Wednesday, August 01, 2007

Almost a year..

.August is upon us and this month sailing in marks one year that we are in Santa Cruz. Time doesn't stand still by any means and as we look around us, we realize we have created what we think is a cozy home, have reunited with a very close-knit family and have found a church family where we are serving and loving. So I guess we are home.

This week I am battling the first head cold I have had in a long,long time. But as I sniffle I also nibble - having found a great brownie mix here that can't be beat! I also must let family know that we have found bacon here as well. I complilaned to many on our last trip how much I miss bacon and, once again, Daniel was right: There is bacon here - we just weren't looking in the right place (with the more expensive smoked deli cuts). So we had blt sandwiches one night.
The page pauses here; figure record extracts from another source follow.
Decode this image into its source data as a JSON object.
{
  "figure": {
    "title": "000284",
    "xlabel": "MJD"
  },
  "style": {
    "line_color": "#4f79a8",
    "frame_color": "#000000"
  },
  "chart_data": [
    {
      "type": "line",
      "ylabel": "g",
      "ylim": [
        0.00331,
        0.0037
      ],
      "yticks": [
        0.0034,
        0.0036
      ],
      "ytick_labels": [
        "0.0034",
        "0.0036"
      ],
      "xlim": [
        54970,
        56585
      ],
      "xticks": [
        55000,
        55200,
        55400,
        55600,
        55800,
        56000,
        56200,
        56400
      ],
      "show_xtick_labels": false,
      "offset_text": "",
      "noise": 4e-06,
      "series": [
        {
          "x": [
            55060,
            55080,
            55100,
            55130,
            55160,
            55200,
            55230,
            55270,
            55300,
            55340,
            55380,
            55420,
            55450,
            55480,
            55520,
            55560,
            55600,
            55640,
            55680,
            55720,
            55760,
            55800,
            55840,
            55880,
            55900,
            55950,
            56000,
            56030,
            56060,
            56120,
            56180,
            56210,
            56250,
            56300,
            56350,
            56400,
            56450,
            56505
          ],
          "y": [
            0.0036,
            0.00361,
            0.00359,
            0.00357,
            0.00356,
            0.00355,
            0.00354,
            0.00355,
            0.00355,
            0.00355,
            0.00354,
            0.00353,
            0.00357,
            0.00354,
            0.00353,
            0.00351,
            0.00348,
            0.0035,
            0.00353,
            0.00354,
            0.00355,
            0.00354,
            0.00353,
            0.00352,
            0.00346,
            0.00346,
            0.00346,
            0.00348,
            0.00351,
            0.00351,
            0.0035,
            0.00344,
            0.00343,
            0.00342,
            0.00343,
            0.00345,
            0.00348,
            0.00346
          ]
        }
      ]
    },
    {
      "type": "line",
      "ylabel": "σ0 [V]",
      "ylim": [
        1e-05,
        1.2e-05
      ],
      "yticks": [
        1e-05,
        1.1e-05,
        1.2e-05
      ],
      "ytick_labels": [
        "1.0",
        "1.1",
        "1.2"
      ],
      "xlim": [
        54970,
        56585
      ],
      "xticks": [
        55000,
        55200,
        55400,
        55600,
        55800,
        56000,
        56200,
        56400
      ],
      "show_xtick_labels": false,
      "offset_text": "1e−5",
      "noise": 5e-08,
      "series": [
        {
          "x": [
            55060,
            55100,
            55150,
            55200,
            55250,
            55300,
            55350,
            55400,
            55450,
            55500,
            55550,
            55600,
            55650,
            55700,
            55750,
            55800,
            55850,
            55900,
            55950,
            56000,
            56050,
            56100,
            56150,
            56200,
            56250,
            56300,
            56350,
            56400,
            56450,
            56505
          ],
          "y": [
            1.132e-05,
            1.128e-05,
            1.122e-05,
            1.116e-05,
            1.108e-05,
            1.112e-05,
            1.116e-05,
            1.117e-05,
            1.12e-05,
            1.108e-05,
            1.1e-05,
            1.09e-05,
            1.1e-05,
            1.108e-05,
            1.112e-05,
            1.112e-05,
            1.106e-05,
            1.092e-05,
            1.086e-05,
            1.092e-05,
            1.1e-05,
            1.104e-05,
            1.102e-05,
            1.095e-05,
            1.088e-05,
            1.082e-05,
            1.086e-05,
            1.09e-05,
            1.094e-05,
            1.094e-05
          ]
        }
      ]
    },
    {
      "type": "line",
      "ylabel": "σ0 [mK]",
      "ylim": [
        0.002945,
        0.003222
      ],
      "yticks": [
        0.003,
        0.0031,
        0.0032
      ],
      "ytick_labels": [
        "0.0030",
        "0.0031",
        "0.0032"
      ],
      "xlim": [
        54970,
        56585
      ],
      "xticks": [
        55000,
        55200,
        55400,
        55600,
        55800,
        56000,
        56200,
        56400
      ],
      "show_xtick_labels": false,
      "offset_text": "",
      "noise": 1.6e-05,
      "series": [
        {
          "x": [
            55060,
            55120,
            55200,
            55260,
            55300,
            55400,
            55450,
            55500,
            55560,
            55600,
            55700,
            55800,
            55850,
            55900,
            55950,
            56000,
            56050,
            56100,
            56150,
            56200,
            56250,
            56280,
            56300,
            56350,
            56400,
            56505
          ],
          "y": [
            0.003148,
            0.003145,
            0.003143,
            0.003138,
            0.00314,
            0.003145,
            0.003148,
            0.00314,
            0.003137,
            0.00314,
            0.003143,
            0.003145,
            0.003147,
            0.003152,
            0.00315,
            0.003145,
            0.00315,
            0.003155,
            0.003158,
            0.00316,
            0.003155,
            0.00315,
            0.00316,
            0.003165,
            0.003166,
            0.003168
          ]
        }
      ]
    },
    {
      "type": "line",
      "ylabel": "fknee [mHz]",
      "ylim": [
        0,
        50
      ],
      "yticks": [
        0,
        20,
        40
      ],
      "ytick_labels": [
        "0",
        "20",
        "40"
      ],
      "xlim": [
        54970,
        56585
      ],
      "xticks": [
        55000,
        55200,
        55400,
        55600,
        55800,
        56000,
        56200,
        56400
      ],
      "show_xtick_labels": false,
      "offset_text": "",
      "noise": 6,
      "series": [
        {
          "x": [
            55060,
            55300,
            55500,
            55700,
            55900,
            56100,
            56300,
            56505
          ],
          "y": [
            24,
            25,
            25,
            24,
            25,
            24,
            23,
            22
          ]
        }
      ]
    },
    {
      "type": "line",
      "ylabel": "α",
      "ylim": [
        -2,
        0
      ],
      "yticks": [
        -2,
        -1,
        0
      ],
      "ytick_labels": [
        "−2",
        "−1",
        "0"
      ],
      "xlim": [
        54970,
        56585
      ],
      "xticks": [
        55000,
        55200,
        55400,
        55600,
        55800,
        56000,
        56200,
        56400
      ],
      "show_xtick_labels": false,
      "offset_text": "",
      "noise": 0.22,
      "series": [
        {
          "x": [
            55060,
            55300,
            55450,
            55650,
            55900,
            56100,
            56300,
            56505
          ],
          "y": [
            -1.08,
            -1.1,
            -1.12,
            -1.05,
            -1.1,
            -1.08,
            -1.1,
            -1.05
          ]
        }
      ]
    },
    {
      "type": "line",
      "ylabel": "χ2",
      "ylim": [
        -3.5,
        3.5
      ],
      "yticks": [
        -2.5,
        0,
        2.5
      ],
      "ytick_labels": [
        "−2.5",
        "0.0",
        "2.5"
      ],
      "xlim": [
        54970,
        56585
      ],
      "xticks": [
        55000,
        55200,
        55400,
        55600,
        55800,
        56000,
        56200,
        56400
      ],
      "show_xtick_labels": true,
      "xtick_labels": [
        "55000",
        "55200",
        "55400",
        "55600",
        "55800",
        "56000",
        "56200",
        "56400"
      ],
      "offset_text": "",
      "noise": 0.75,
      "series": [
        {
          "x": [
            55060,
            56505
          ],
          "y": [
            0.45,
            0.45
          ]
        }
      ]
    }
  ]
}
Daniel is kept very busy with the church project. The roof tiles have been removed and the heavy duty work is upon us. Re-roofing also means redoing the ceiling and so this is quite a project. We pray it does not rain for the couple of weeks this work will take. The US dollar is also fluctuating quite a bit - dropping steadily - and so Daniel is being very cautious about the use of the money for this project.

Bolivian independence day is August 6. There is some unrest as the president has ordered that the traditional military parade be held here in Santa Cruz rather in La Paz. Crucenos are not happy and it remains to be seen what will happen. Not only is the president sending in the military, but also about 2, 000 highland indians to march in the city here. Our own Santa Cruz indigenous peoples have refused to march under these conditions. I'm not good at explaining what is going on, nor am I sure I really understand, but Miguel's blog - has more details. As for us, we are well, house is stocked with food and we rest in God's grace.

Daniel and I are reading the Purpose Driven Life together for the next 40 days along with 40 day period of prayer and fasting that our church in undertaking. We are again reminded that God has a purpose for each of our lives. May we find it and fulfill it.